Poemas lançados do espaço
Trabalhos de casa interplanetários
Por Ana Freire
Há dias a minha professora de Português do ensino secundário sonhou comigo. Não falo apenas da memória — falo mesmo de sonhos. Fiquei comovida.
Passaram mais de trinta anos desde aquelas aulas: textos corrigidos com rigor, margens cheias de observações, exigências severas — e, suspeito agora, muita paciência.
No sonho dela, eu estava no espaço.
E de lá — de uma distância quase infinita — atirava poemas para ela, que os apanhava na Terra.
Quando soube do sonho, fiquei contente — e um pouco apreensiva. Conhecendo a professora Fernanda, é perfeitamente possível que, mesmo vindos do espaço, os meus poemas não escapem a uma observação rigorosa. Imagino-a cá em baixo a fazer o que sempre fez: ler, avaliar e sublinhar cada vírgula mal colocada.
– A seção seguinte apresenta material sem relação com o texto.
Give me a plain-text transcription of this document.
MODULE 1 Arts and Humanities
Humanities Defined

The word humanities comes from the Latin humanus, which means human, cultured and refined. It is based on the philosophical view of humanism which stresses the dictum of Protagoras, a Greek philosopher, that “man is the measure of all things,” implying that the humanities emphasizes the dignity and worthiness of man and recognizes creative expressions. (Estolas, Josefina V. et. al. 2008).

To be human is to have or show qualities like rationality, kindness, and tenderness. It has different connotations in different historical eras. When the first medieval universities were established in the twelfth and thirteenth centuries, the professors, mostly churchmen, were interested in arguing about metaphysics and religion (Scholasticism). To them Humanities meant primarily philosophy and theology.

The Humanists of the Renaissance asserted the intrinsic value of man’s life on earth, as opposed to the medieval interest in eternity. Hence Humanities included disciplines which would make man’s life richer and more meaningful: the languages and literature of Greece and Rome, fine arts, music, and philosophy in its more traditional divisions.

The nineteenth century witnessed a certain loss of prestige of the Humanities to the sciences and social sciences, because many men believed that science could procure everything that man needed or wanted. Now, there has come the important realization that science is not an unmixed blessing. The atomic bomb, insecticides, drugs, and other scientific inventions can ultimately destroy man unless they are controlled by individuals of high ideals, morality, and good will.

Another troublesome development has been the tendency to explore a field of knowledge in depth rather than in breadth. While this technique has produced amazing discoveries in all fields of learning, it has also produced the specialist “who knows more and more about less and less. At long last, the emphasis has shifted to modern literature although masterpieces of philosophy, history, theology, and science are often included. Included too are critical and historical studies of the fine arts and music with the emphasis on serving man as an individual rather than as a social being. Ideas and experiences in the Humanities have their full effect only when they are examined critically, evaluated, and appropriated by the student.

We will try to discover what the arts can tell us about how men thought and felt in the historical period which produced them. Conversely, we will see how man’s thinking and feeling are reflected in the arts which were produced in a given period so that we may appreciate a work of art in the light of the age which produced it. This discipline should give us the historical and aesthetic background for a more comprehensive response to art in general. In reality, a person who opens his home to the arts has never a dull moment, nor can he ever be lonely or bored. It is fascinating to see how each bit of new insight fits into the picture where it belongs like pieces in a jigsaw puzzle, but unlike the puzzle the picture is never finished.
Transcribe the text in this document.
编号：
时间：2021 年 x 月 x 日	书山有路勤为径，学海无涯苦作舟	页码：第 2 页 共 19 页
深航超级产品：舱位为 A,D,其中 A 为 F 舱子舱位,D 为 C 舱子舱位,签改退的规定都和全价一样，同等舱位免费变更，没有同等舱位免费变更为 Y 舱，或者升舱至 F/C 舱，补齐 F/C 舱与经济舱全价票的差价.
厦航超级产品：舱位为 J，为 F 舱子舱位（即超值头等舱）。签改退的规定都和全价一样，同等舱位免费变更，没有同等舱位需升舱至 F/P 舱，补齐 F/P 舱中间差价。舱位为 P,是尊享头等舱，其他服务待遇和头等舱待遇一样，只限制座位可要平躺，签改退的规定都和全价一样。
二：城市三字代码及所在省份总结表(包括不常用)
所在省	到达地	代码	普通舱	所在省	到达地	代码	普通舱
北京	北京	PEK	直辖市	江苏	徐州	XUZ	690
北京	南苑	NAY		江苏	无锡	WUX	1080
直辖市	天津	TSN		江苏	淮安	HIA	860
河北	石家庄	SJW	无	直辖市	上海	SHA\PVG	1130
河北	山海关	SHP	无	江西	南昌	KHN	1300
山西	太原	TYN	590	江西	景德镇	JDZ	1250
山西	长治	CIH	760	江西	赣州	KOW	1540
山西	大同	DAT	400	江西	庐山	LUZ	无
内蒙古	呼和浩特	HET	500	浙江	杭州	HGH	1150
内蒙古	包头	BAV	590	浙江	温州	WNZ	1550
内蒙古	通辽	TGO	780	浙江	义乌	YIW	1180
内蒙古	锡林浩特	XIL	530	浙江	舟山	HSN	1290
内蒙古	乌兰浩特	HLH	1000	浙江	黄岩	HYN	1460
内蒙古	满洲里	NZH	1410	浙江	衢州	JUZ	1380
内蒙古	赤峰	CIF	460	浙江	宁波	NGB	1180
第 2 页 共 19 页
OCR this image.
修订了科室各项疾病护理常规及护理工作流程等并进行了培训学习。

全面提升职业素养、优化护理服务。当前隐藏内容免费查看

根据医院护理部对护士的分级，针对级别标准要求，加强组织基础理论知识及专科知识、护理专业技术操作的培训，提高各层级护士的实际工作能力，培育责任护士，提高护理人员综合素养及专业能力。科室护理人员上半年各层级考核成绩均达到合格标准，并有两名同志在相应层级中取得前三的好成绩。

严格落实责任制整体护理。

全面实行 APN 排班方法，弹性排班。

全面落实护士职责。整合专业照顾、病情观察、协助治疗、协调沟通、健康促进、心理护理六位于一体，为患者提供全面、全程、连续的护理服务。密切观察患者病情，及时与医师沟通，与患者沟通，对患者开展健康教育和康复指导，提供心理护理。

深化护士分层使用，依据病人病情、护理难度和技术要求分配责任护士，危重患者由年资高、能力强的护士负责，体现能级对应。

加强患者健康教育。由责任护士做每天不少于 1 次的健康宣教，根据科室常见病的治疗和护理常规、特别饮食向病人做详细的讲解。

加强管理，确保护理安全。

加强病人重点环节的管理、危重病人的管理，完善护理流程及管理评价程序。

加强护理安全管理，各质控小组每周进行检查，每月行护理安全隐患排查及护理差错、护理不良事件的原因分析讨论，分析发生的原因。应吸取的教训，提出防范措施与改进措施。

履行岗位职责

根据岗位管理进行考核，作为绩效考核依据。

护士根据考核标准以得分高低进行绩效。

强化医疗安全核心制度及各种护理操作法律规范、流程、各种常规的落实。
Confesso que nunca gostei particularmente de poesia. Talvez por isso a vida me tenha levado para onde os versos raramente entram na equação.
Mas afinal, por que razão sonhou a professora Fernanda que eu lhe atirava poemas? Será um castigo pedagógico tardio? Será que me esqueci de algum trabalho de casa e o entreguei agora, mais de trinta anos depois?
Os alunos deixam marcas curiosas nos professores. Ficam nas memórias, nas frases repetidas — e, ao que parece, até nos sonhos interplanetários.
E há professores que ficam connosco como uma espécie de bússola silenciosa — não os vemos, mas sabemos sempre onde estão.
A professora Fernanda sempre foi exigente. Para ela, a língua portuguesa não é território para preguiça.
Na adolescência, isso parece-nos uma severidade quase exagerada. Hoje percebo que era uma forma elegante de nos levar mais longe do que imaginávamos.
Talvez por isso o sonho tenha sido assim: eu no espaço, a enviar poemas, como pequenas cápsulas de memória; ela na Terra, a recebê-los.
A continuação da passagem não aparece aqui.